Le suivi social des anciennes victimes d'inceste

Publié le par Plume

La première fois que j'ai demandé à être suivie par une assistante sociale, je devais avoir 27 ans. J'avais obtenu un rendez-vous avec une travailleuse d'un centre de santé mentale implanté dans un quartier plutôt défavorisé. Elle m'a écoutée gentiment expliquer en quoi j'avais besoin de son aide, puis m'a sorti bravement la liste de quelques écoles donnant des cours de langues, se demandant visiblement pourquoi je ne faisais pas ces démarches moi-même.

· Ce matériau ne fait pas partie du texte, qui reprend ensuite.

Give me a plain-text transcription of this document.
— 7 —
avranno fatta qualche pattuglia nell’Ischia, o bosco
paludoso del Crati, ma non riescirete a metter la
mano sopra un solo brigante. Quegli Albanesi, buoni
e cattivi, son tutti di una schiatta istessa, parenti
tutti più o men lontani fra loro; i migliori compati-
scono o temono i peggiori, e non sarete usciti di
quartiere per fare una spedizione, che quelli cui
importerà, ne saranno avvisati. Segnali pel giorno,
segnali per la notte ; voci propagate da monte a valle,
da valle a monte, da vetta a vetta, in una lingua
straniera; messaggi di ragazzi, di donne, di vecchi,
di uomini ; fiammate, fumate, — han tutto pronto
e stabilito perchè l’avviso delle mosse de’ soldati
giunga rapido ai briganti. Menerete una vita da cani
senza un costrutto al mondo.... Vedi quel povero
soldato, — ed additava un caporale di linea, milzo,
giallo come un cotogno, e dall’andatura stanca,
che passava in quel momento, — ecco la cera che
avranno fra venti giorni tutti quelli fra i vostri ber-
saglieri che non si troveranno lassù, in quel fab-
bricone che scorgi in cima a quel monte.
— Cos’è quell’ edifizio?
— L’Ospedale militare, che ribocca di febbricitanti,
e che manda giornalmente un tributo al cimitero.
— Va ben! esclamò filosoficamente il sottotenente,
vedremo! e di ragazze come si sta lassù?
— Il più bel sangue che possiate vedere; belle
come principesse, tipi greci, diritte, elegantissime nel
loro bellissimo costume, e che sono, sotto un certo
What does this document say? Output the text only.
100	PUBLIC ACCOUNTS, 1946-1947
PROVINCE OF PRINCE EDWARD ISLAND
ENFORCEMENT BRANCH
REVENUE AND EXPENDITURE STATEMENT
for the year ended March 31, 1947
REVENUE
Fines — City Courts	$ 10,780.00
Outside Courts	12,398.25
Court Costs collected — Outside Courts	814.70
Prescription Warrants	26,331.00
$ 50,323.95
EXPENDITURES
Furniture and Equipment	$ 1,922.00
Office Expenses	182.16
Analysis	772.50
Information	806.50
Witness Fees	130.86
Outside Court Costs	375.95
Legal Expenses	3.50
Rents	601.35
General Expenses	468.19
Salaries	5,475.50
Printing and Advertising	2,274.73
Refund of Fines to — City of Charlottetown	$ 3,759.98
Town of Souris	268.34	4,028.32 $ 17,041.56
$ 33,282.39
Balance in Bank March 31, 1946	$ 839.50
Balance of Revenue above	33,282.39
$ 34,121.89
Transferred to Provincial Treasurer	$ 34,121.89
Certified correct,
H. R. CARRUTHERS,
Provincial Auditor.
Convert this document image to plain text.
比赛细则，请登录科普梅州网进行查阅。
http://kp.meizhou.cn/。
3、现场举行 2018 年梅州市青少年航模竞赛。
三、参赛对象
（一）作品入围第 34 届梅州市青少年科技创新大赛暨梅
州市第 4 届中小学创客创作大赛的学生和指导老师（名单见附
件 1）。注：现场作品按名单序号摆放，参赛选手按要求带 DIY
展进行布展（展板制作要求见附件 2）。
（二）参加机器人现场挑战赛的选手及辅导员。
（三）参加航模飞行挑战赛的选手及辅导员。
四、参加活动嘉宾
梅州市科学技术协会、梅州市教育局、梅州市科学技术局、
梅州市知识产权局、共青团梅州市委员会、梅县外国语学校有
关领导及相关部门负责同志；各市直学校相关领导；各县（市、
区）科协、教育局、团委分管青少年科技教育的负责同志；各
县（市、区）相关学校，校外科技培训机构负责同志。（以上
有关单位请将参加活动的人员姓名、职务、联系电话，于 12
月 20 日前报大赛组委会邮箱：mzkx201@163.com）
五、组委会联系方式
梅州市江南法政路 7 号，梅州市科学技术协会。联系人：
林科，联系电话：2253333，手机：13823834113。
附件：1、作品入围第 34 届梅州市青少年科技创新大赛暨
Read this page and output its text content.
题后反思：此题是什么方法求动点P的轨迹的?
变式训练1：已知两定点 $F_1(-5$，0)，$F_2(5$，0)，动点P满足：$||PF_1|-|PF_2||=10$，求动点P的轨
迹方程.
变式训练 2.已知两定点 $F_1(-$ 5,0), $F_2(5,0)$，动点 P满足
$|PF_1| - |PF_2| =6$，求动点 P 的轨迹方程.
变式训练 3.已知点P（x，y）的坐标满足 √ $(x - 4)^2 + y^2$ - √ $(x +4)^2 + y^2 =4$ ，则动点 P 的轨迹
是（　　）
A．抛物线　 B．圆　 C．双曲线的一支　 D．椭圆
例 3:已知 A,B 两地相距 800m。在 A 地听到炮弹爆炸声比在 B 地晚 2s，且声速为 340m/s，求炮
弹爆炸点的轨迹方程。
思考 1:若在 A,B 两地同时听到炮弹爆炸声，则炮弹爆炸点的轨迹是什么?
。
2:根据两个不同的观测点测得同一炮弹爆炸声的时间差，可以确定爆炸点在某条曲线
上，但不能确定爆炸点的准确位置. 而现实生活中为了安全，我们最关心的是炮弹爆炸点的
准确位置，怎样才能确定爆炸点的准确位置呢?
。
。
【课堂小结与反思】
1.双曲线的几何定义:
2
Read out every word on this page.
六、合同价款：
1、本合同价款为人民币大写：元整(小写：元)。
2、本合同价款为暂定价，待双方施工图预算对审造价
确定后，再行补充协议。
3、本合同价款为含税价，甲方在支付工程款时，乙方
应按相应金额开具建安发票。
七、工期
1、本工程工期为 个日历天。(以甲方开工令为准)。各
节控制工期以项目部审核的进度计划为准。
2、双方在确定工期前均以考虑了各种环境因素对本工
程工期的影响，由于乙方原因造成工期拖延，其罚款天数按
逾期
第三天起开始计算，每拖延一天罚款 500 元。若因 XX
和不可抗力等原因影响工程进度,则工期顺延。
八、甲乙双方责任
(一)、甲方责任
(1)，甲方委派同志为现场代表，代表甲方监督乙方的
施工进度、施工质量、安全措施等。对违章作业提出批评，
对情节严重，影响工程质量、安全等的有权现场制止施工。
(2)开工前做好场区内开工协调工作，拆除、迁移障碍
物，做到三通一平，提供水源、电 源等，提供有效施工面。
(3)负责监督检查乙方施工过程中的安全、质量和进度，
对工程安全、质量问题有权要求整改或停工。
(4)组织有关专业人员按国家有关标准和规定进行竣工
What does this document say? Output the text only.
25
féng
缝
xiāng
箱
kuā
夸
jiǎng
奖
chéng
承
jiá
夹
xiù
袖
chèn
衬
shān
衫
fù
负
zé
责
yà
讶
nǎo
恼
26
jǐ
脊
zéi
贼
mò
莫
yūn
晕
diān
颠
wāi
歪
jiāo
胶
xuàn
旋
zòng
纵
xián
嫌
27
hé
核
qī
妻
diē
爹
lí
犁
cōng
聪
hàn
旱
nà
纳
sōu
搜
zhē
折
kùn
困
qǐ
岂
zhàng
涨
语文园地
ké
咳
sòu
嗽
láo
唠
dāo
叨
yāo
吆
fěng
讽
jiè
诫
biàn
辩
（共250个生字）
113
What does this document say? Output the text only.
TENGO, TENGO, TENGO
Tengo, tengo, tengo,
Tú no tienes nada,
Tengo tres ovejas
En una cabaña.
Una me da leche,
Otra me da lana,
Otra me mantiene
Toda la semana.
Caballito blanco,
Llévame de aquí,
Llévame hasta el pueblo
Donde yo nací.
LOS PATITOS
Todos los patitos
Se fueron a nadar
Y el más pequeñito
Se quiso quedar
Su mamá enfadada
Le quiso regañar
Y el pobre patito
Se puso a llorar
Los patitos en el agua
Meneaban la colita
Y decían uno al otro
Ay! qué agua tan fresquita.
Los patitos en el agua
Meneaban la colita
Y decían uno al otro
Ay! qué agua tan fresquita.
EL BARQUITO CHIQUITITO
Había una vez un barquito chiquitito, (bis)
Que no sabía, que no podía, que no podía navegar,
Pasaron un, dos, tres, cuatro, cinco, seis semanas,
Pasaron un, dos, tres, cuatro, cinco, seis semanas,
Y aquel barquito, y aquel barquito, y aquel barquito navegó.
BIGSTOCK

Il semblait aller de soi qu'étant universitaire, je devais être capable de remplir par moi-même documents et formulaires, de rechercher les renseignements dont j'avais besoin et de me débrouiller face aux arcanes de l'administration. Au deuxième rendez-vous, je me sentais terriblement mal à l'aise, avec le sentiment d'occuper une place qui aurait dû revenir à quelqu'un d'autre, quelqu'un de réellement nécessiteux. Au troisième rendez-vous, je me sentais à ce point malvenue que j'ai décidé de laisser tomber.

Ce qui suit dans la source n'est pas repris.